Im Mittelpunkt steht der Antiquitätenhändler Terence Cave, der ...

Matt Haigs Roman „Der fürsorgliche Mr. Cave“ gehört zu seinen frühen Romanen, ist aber jetzt erstmals in deutscher Übersetzung erschienen.
Im Mittelpunkt steht der Antiquitätenhändler Terence Cave, der in seinem Leben schon einige Tragödien verkraften musste. Als Kind hat er seine Mutter durch Selbstmord verloren, nach dem Tod seiner Frau bei einem Raubüberfall auf das Antiquitätengeschäft blieb er als alleinerziehender Vater eines Zwillingspärchens im Säuglingsalter zurück. Als sein Sohn Reuben auf tragische Weise ums Leben kommt und in seinen Armen stirbt, setzt Terence alles daran, seine Tochter vor allen Bedrohungen des Lebens zu schützen. Bryony war schon immer das Kind, dem er am meisten Aufmerksamkeit geschenkt hat, mit ihrem sanften Wesen, ihrer Klugheit und ihrer Liebe zur Musik stand sie ihm immer näher als der verschlossene und rebellische Reuben.
Doch je stärker Terence versucht, Bryony an sich zu binden, je mehr Regeln er aufstellt, um sie auf dem rechten Pfad zu halten, ums mehr verschließt sich Bryony vor ihm und versucht, seinem Gefängnis zu entfliehen.
Dieser Roman ist das düsterste Werk, das ich von Matt Haig gelesen habe, viele Szenen wirken verstörend, Terence erscheint traumatisiert durch die Schicksalsschläge, die er erlitten hat, er lebt zurückgezogen ohne soziale Kontakte, wenn man von seiner Schwiegermutter Cynthia absieht, die in seinem Laden mitarbeitet. Auch wenn der Roman in Form eines Briefes verfasst ist, in dem Terence seiner Tochter sein Verhalten zu erklären versucht, konnte ich trotz der direkten Ansprache keine Nähe zu den Figuren entwickeln und kein Mitgefühl für Terence und seine Verzweiflung empfinden. Seine Wahnvorstellungen sind zu obskur und gleichzeitig abschreckend.

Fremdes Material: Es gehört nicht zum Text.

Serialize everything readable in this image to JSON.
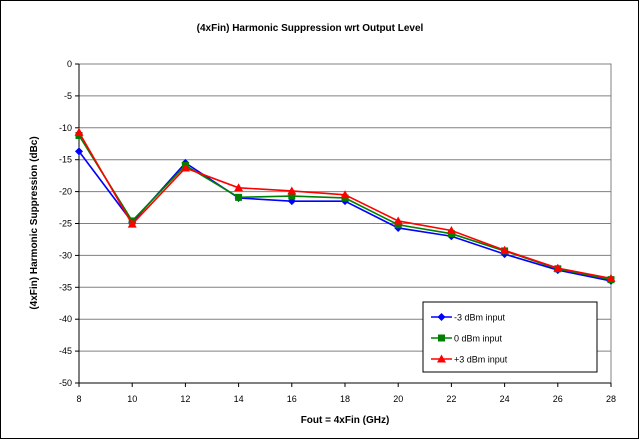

Es ist mir selten so schwergefallen, einem Buch eine Bewertung zu geben. Sprachlich ist es brillant und das sich steigende Unbehagen von Terence ist deutlich spürbar, von Lesevergnügen kann ich in diesem Fall aber nicht sprechen, dazu wirkt es auf mich zu verstörend düster. Die Intensität der Gefühle, die dieser Roman auslöst, spricht für seine Qualität, ich habe eine andere Umsetzung erwartet. Denn auch in Matt Haigs anderen Romanen herrscht oft eine düstere Grundstimmung, jedoch werden diese durch phantasievolle Rahmenhandlungen und eine spitzfindige Sicht auf Familie und Gesellschaft gebrochen. Diese Elemente fehlen hier völlig, so dass ich als Leser eher ratlos und verstört zurück geblieben bin. Die deutsche Übersetzung des Titels finde ich irreführend, „The Possession of Mr Cave“ im Original trifft es besser.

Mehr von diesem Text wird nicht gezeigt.